= Teaching fellow =

Particular teaching role at some universities

A teaching fellow (sometimes referred to as a TF) is an individual at a higher education institution, including universities, whose work involves teaching and potentially pedagogic research. The work done by teaching fellows can vary significantly from institution to institution, depending on the requirements and position of each one.

==United Kingdom and Ireland==

In the UK and Ireland, teaching fellows are typically full members of academic staff who are involved in teaching. Teaching fellows can undertake the full range of teaching, pastoral and administrative duties, and can also be involved in research activity, specifically pedagogic research. Their responsibilities can include developing innovative learning materials, mentoring colleagues and contributing to staff development activities, shaping the faculty's and the university's agenda in learning and teaching and spreading good practice in learning, teaching and assessment. Other UK institutions may use the title of teaching fellow as an additional accolade, awarded to a member of academic staff who has shown excellence in teaching.

Teaching fellows may have the same rank and pay as 'traditional' research-active academic staff, although this depends on the attitude of the individual department and the institution. The equivalence in rank and status is relatively new in some institutions, since teaching fellows in the past were sometimes paid at a grade lower than their research-active colleagues.

Teaching fellows are present at a number of institutions across the UK. Institutions such as UCL as well as The Robert Gordon University in Aberdeen and the universities of Aberdeen, Stirling, Bristol, Manchester and Newcastle all employ academics known as teaching fellows. Thus, a senior teaching fellow may have the same salary, status and teaching responsibilities as a senior lecturer. Teaching fellows in institutions such as the University of Aberdeen may also potentially reach the rank of professor.

The University of Reading runs a University Teaching Fellowship scheme that was launched in 2007/8. The scheme is open to academic and support staff across the university and it has awarded so far 21 University and 11 Early Career Teaching Fellowships since it was launched. The criteria for the scheme is consistent with the Higher Education Academy's National Teaching Fellowship Scheme (NTFS).

===National Teaching Fellowship Scheme===

The National Teaching Fellowship Scheme recognises and rewards individual excellence in teaching in higher education in the UK and supports individuals' professional development in learning and teaching. The National Teaching Fellows (NTFs) are an active community, currently consisting of 643 NTFs from more than 40 disciplines.
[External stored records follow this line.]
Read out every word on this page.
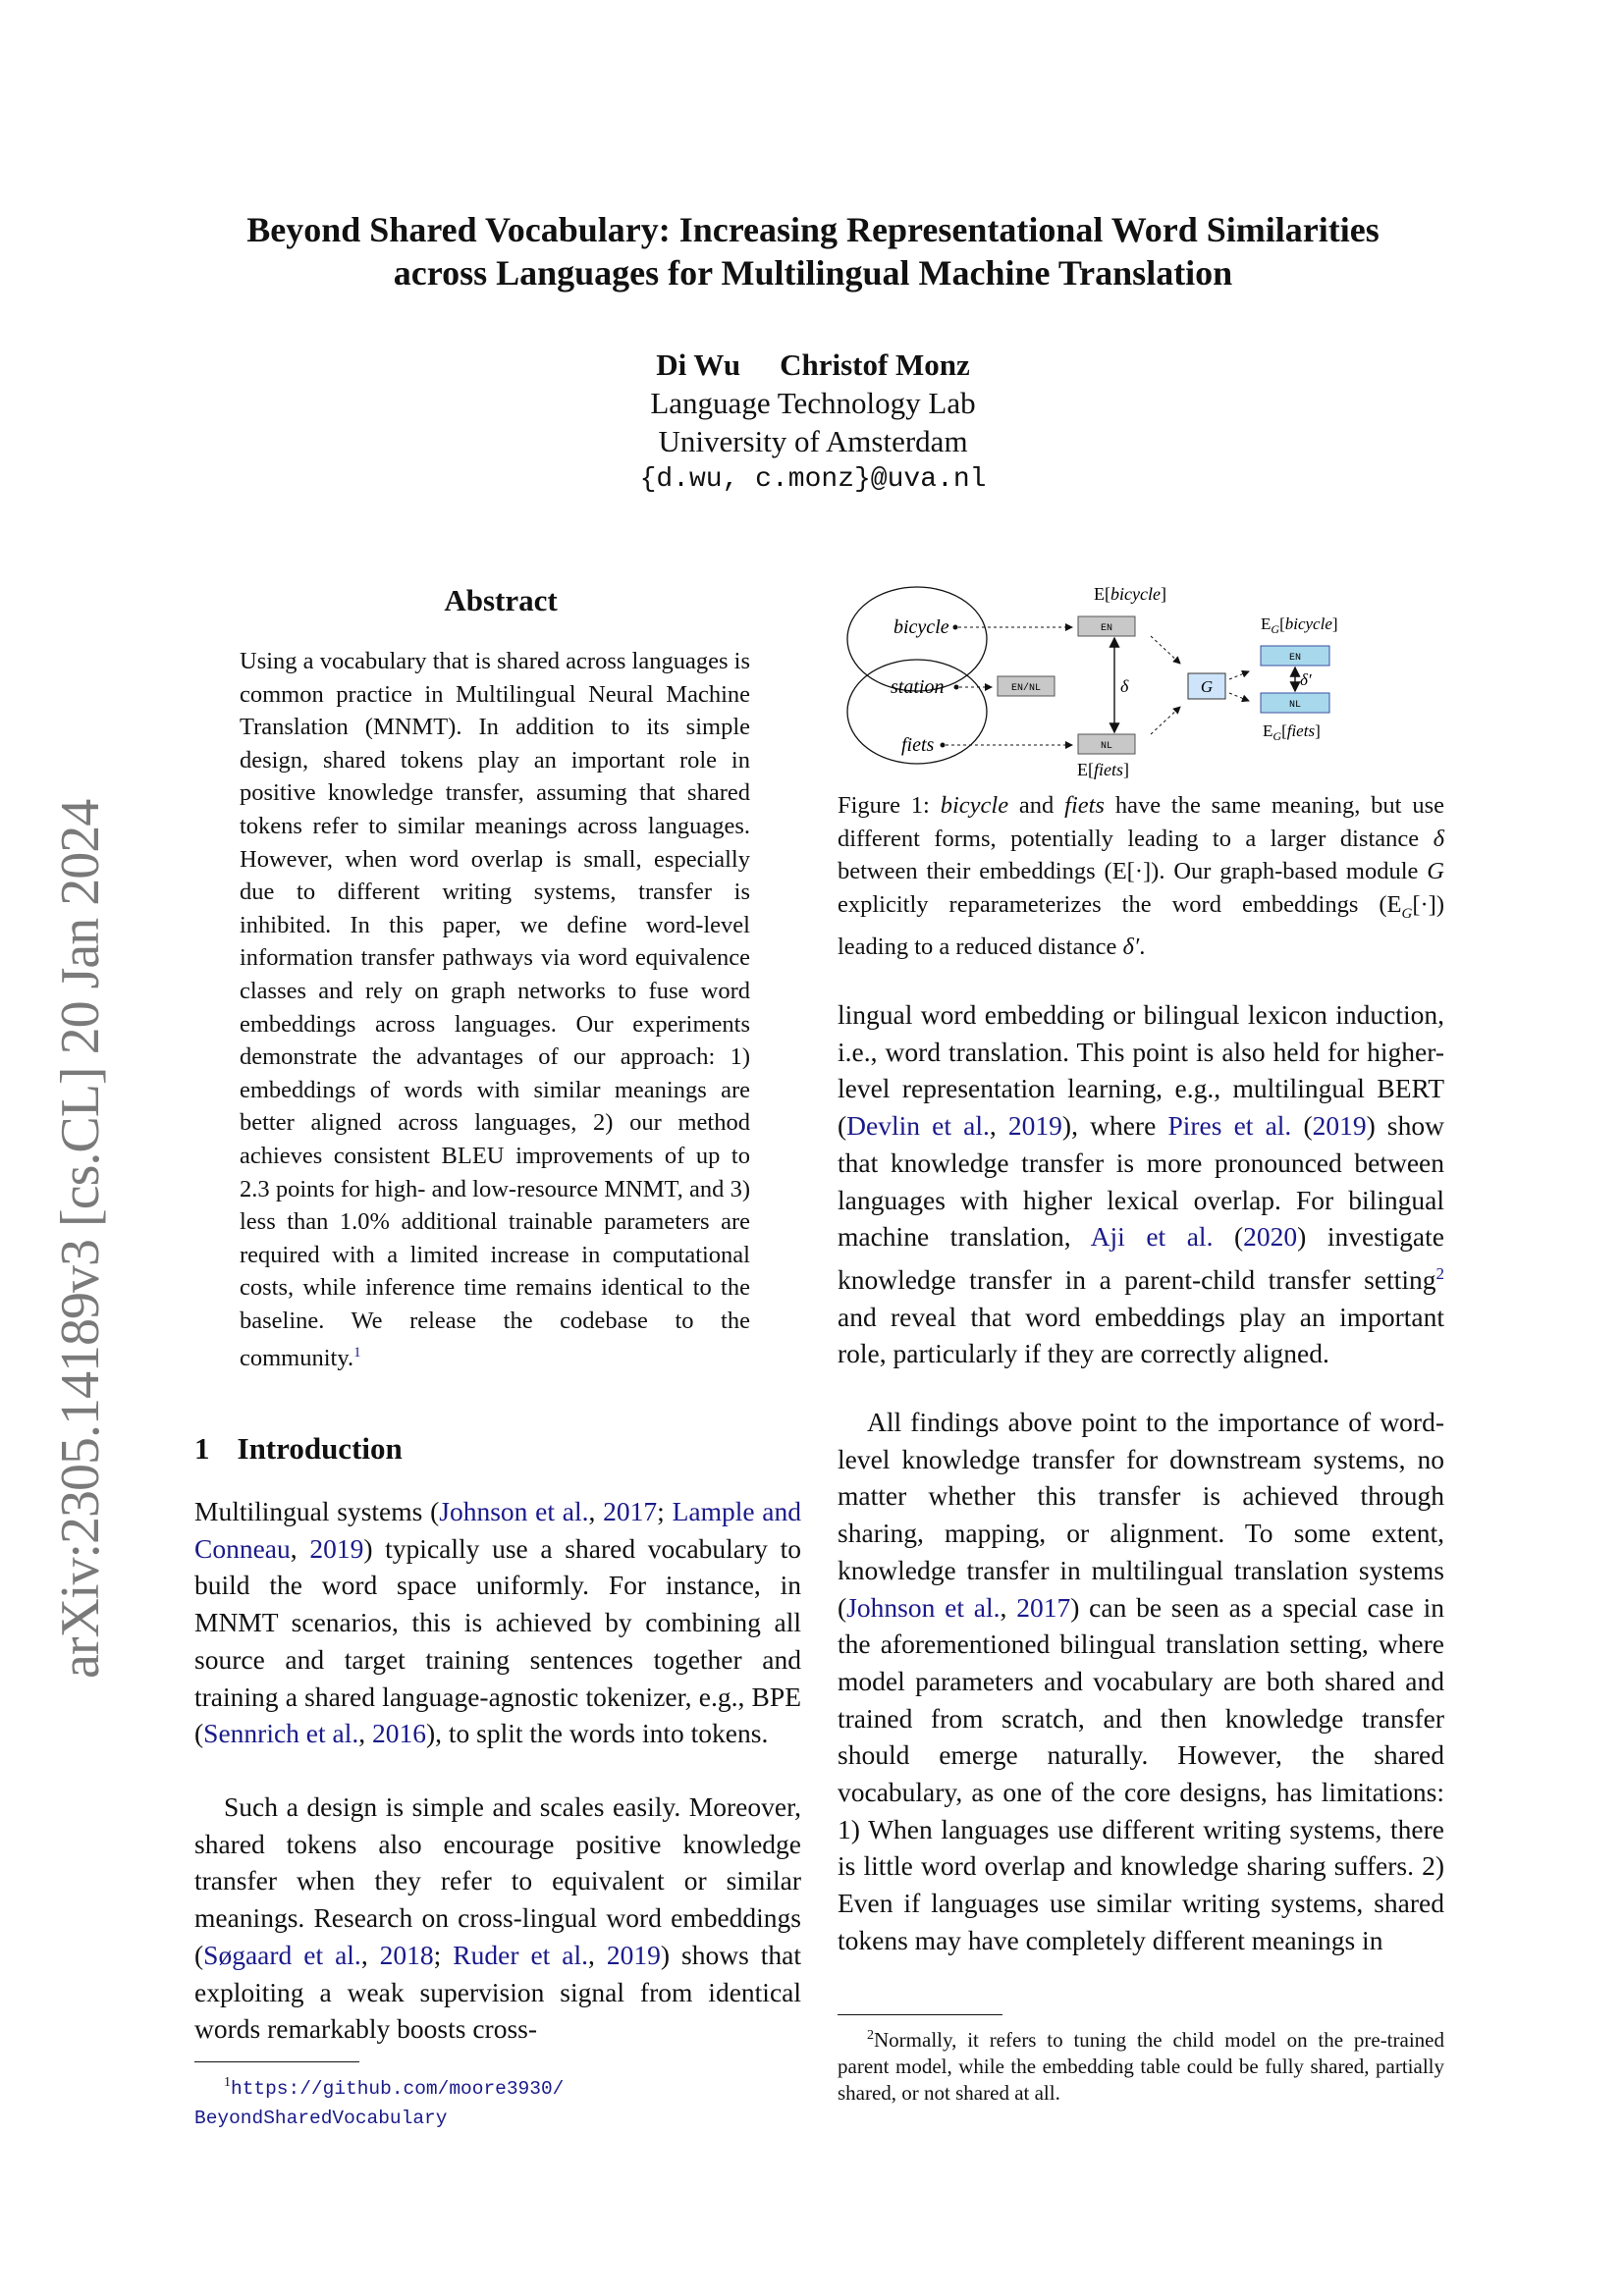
arXiv:2305.14189v3 [cs.CL] 20 Jan 2024
Beyond Shared Vocabulary: Increasing Representational Word Similarities
across Languages for Multilingual Machine Translation
Di Wu Christof Monz
Language Technology Lab
University of Amsterdam
{d.wu, c.monz}@uva.nl
Abstract
Using a vocabulary that is shared across languages is common practice in Multilingual Neural Machine Translation (MNMT). In addition to its simple design, shared tokens play an important role in positive knowledge transfer, assuming that shared tokens refer to similar meanings across languages. However, when word overlap is small, especially due to different writing systems, transfer is inhibited. In this paper, we define word-level information transfer pathways via word equivalence classes and rely on graph networks to fuse word embeddings across languages. Our experiments demonstrate the advantages of our approach: 1) embeddings of words with similar meanings are better aligned across languages, 2) our method achieves consistent BLEU improvements of up to 2.3 points for high- and low-resource MNMT, and 3) less than 1.0% additional trainable parameters are required with a limited increase in computational costs, while inference time remains identical to the baseline. We release the codebase to the community.$^1$
1 Introduction
Multilingual systems (Johnson et al., 2017; Lample and Conneau, 2019) typically use a shared vocabulary to build the word space uniformly. For instance, in MNMT scenarios, this is achieved by combining all source and target training sentences together and training a shared language-agnostic tokenizer, e.g., BPE (Sennrich et al., 2016), to split the words into tokens.
Such a design is simple and scales easily. Moreover, shared tokens also encourage positive knowledge transfer when they refer to equivalent or similar meanings. Research on cross-lingual word embeddings (Søgaard et al., 2018; Ruder et al., 2019) shows that exploiting a weak supervision signal from identical words remarkably boosts cross-
$^1$https://github.com/moore3930/
BeyondSharedVocabulary
bicycle
station
fiets
E[bicycle]
EN
EN/NL
NL
E[fiets]
δ	G
$E_G[bicycle]$
EN
δ′
NL
$E_G[fiets]$
Figure 1: bicycle and fiets have the same meaning, but use different forms, potentially leading to a larger distance δ between their embeddings (E[·]). Our graph-based module G explicitly reparameterizes the word embeddings $(E_G[\cdot])$ leading to a reduced distance δ′.
lingual word embedding or bilingual lexicon induction, i.e., word translation. This point is also held for higher-level representation learning, e.g., multilingual BERT (Devlin et al., 2019), where Pires et al. (2019) show that knowledge transfer is more pronounced between languages with higher lexical overlap. For bilingual machine translation, Aji et al. (2020) investigate knowledge transfer in a parent-child transfer setting$^2$ and reveal that word embeddings play an important role, particularly if they are correctly aligned.
All findings above point to the importance of word-level knowledge transfer for downstream systems, no matter whether this transfer is achieved through sharing, mapping, or alignment. To some extent, knowledge transfer in multilingual translation systems (Johnson et al., 2017) can be seen as a special case in the aforementioned bilingual translation setting, where model parameters and vocabulary are both shared and trained from scratch, and then knowledge transfer should emerge naturally. However, the shared vocabulary, as one of the core designs, has limitations: 1) When languages use different writing systems, there is little word overlap and knowledge sharing suffers. 2) Even if languages use similar writing systems, shared tokens may have completely different meanings in
$^2$Normally, it refers to tuning the child model on the pre-trained parent model, while the embedding table could be fully shared, partially shared, or not shared at all.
The Association of National Teaching Fellows (ANTF) promotes innovation and supports the sharing of best practice. National Teaching Fellows automatically become a member of the ANTF. The Committee of the Association of the National Teaching Fellows (CANTF) organises the ANTF's work and is the official voice of the association.

==United States==

In the U.S. a teaching fellow has several possible meanings:
- An alternate term for a graduate teaching assistant
- A graduate teaching assistant whose degree program requires them to teach.
- A graduate student fellowship whose responsibilities include but are not limited to teaching.
- An advanced graduate student who serves as the primary instructor for an undergraduate course. Known as teaching fellows at many private universities, such as Harvard University, Boston College, and Boston University, they are also referred to as graduate student instructors (GSIs) at some other universities, such as the University of Michigan and the University of California system. Typically, TFs teach courses in their area of research specialty, in which they hold a master's degree or equivalent. Teaching fellows differ from teaching assistants in that they are responsible for all aspects of the course, including lecture, whereas TAs assist the instructor by performing ancillary course-related tasks such as grading and holding discussion section or laboratory. Many (about two-thirds) of the graduate students who have served as TAs serve as a TF for one or more classes each semester. Although TFs are fairly autonomous in their duties, many universities, such as the University of Pittsburgh, require supervision of TFs by professors experienced in teaching the course content, with whom TFs must hold regular meetings and receive feedback about the quality of their teaching. As a general rule, TFs receive a higher stipend than TAs in accordance with the greater responsibility and time commitment of a teaching fellowship, but like TAs, their contracts are renewed on a semester-by-semester basis, and they cannot be granted tenure. However, many state universities, such as Florida State University and the University of Florida, do not use the title "teaching fellow", and "teaching assistants" are the sole instructors of many classes. They are not required to have a master's degree, and do not usually teach in their area of research specialization, but rather introductory courses in such fields as English Composition (writing) and foreign languages, in which class size must be limited, large lectures are impractical, and multiple "sections" of the same course run simultaneously. Usually a full-time instructor or professor supervises all the sections of a given course, though the extent of supervision and coordination can vary significantly from one school or one course to another.

==India==
To tackle faculty shortage in the university departments, Anna University recruits postgraduates on contract basis and allow them to complete their doctoral degrees on the job. Candidates are shortlisted through a written test and an interview. Candidates are given the opportunity to pursue their PhD in the university departments simultaneously as they teach. Technically they are employed only for six months, but contracts get renewed through the years, they do almost the same job as regular staff, but receive what has been described as an "abysmally low" salary.